If you prefer to migrate manually:

  1. Create new file with version: "1.0"
  2. Copy plan metadata: name, description
  3. Move configuration: Combine flagsConfig, sinkOptions, validationConfig under configuration
  4. Merge tasks: For each task:
  5. Load the corresponding task file from task/ folder
  6. Create a dataSource entry
  7. Copy connection info to connection block
  8. Copy steps with field definitions
  9. Rename keys:
  10. schema.fieldsfields
  11. generator.optionsoptions
  12. Remove enabled flags (disabled items should be removed)

Testing Your Migration

After migrating, verify the unified YAML works:

# Set the plan file path
export PLAN_FILE_PATH=/path/to/unified_plan.yaml

# Run Data Caterer
./gradlew :app:run

Or use the manual test runner:

YAML_FILE=/path/to/unified_plan.yaml ./gradlew :app:manualTest --tests "*YamlFileManualTest"

Common Issues

Issue: Missing connection details

Solution: The migration script auto-detects task folders. If your tasks are in a non-standard location, use --task-folder:

python3 migrate_yaml.py plan.yaml --task-folder /path/to/tasks

Issue: Unsupported field options

Solution: Some advanced options may need manual adjustment.
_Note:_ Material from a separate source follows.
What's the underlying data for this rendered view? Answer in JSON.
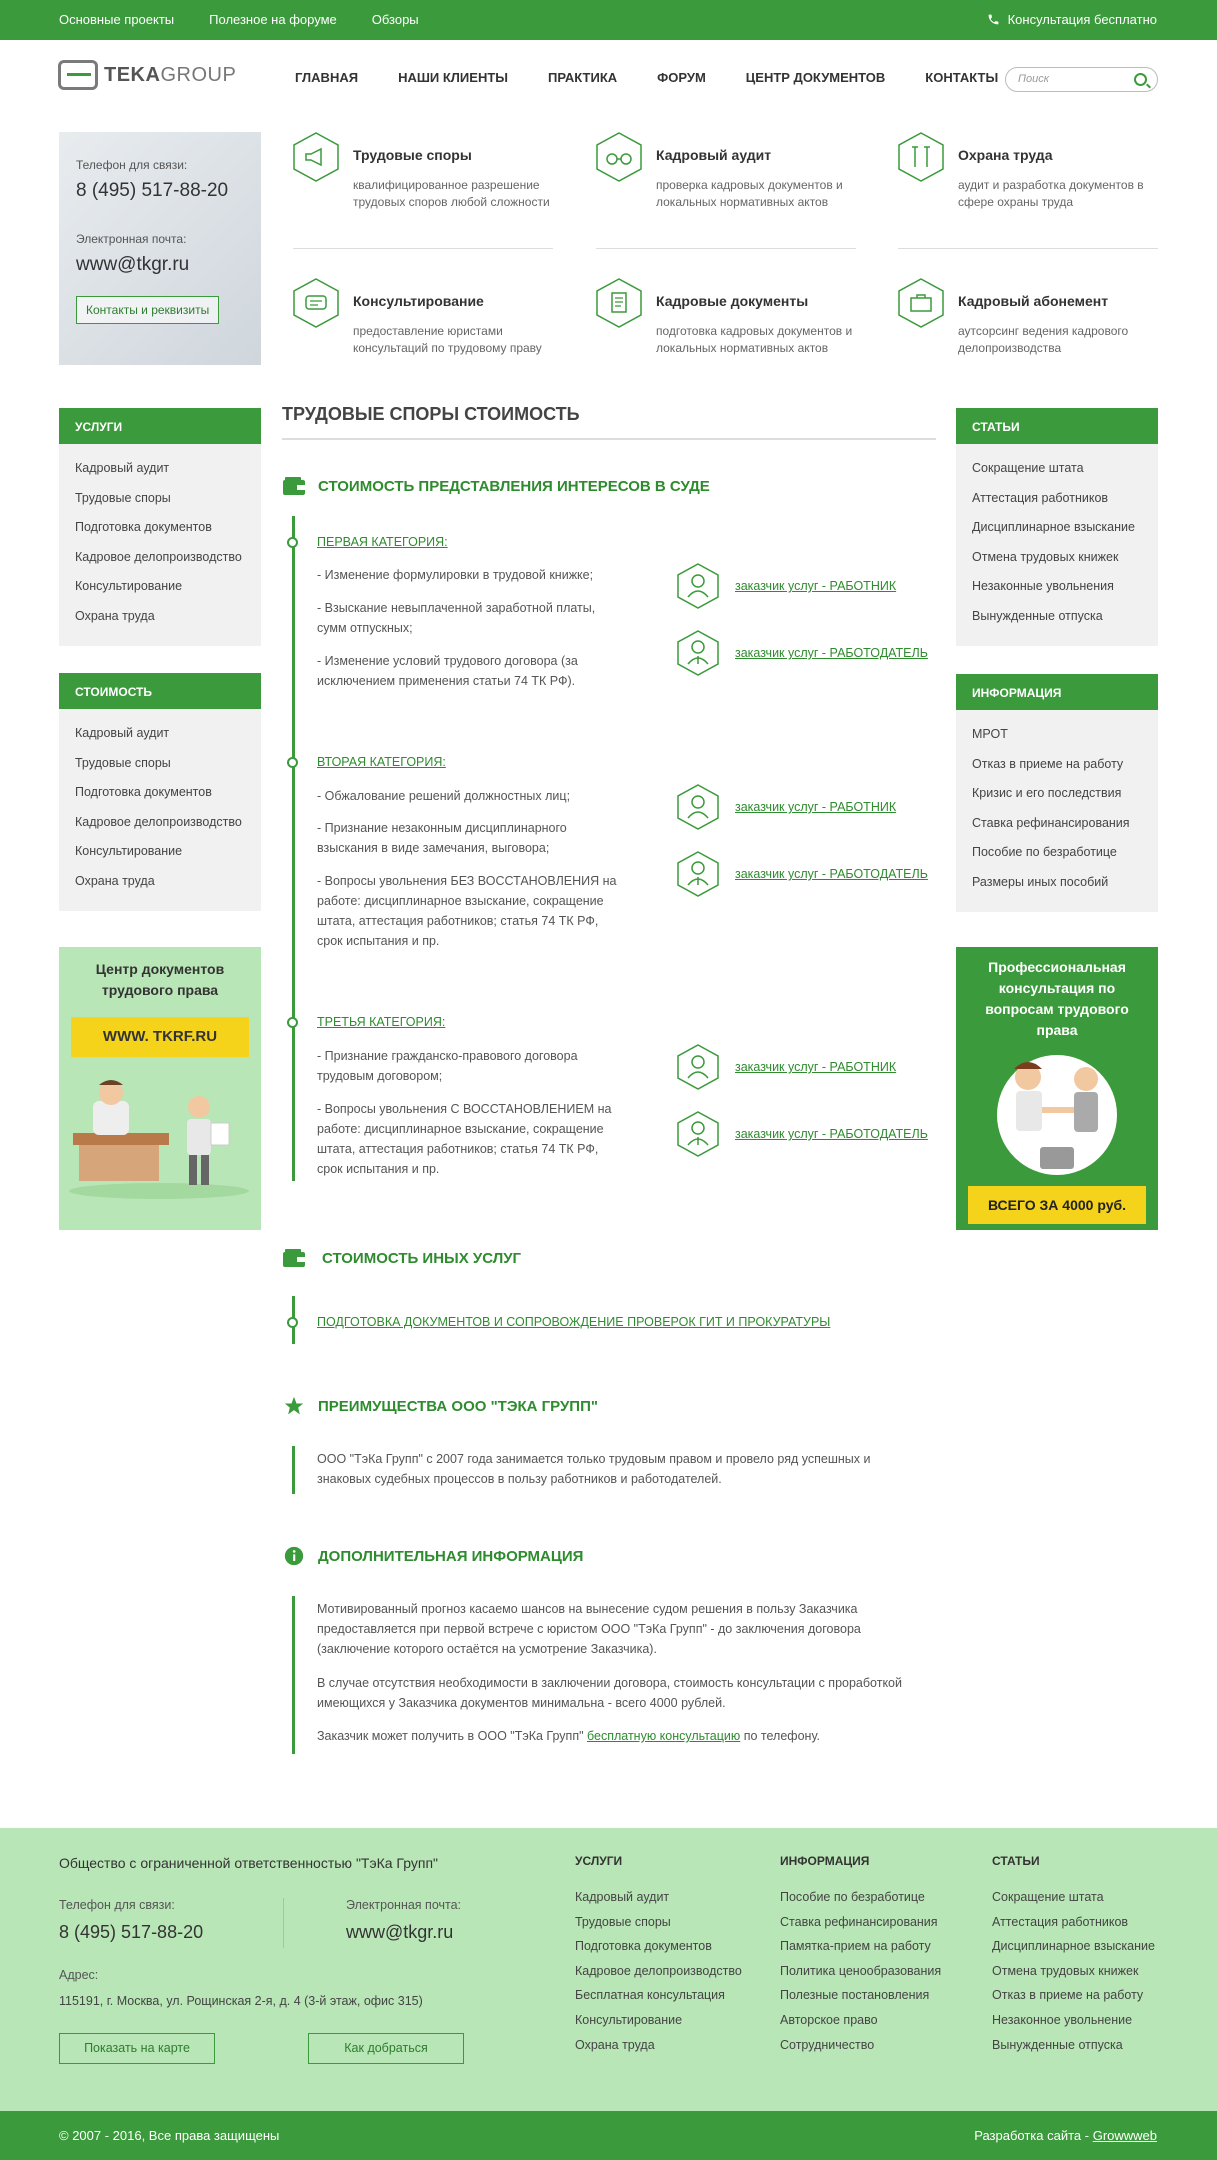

Check the unified YAML schema for supported options.

Issue: Validation references

Solution: Update validation dataSourceName to match the new data source names in the unified format.

Getting Help

Backward Compatibility

The old format is still supported in Data Caterer v1.0, but we recommend migrating to the unified format for: - Better IDE support - Simplified configuration - Future-proof your setup

The legacy format will be deprecated in a future release.